主戦派の後ろには地球教が居るかもしれない。おそらく向こうも分かっているだろうがハイネセンには調査を依頼すべきだな。アンスバッハとフェルナーにも伝えておく必要があるだろう。
「ギュンター、ラートブルフ男爵に伝えてくれないか。私が感謝していると」
『分かった』
「それと無理はするなと伝えて貰いたい。もしかすると疑われている可能性が有る。無理は禁物だ」
キスリングが俺をじっと見ている。もしかすると、いや多分確実にランズベルク伯に知恵を付けた奴を探らせるべきだと思っているのだろう。そのためには多少の無理も止むを得ないと……。
「頼むよ、ギュンター」
釘をさしておこう、ラートブルフ男爵はこちらに協力的なようだ。使い捨てにすることは無い。
『分かった、伝えておこう』
キスリングが苦笑している。多分、俺の事を甘いと思っているんだろう。だがラートブルフ男爵がこちらの協力者だとばれればシェッツラー子爵、ノルデン少将の身も危うくなる。無理をする必要は無い……。
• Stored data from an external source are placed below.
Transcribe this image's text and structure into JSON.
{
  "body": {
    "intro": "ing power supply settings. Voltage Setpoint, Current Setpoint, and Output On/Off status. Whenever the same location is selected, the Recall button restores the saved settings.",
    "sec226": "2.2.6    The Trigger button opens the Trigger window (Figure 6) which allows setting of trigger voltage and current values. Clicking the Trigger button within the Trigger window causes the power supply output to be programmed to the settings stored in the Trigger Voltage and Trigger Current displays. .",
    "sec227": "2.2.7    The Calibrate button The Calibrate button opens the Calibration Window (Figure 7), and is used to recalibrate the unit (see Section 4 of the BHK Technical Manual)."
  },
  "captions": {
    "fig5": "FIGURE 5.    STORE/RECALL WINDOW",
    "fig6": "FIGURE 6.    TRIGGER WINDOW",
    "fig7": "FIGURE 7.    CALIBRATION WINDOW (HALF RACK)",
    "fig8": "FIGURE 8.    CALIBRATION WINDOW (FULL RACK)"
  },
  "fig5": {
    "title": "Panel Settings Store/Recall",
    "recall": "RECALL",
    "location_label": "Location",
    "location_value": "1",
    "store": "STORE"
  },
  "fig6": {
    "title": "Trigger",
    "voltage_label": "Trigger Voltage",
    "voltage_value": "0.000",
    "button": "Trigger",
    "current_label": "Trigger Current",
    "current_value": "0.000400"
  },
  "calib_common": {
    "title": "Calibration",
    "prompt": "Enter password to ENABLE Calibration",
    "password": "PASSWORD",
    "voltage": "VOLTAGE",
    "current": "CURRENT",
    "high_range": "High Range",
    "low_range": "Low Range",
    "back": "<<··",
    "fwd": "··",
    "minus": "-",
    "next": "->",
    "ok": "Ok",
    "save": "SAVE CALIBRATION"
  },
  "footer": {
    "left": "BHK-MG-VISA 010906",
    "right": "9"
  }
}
その後アンスバッハ、フェルナーへの連絡をキスリングが行う事を確認して通信を切った。いかんな、もう四時近い。それでもあと二時間程は眠れるか……。いや、考える事が有る、多分眠れないだろう。ユスティーナ、心配しているかもしれん。俺が通信音で起きた時、彼女も眼を覚ましていた。眠っていてくれれば良いんだが……。
帝国暦 489年 2月 20日 オーディン ミュッケンベルガー邸 ユスティーナ・ヴァレンシュタイン
夫が戻ってこない。夜中に通信が入って部屋を出て行ったきり戻ってこない。十分、三十分、一時間、そして二時間が過ぎようとしている。何か厄介な問題でも起きたのだろうか……。いや、夜中に夫を呼び出すのだ、重大な問題が起きたのは間違いない。
夫はガウンを着て行ったようだけど寒く無いのだろうか、何か着る物を持って夫のところに行こうかと思ったけど、大事な話の邪魔はしたくない。その程度の気遣いも出来ない女だとも思われたくない……、なんてもどかしいのだろう。
気にせずに休めと言われたけど、到底休むことなど出来そうにない。夫が国家の重臣で有る以上、こういう事が起きるのは仕方ないと理解はしている。でも、他の人達はどうなのだろう。私と同じように夫を待って眠れない夜を過ごしているのだろうか。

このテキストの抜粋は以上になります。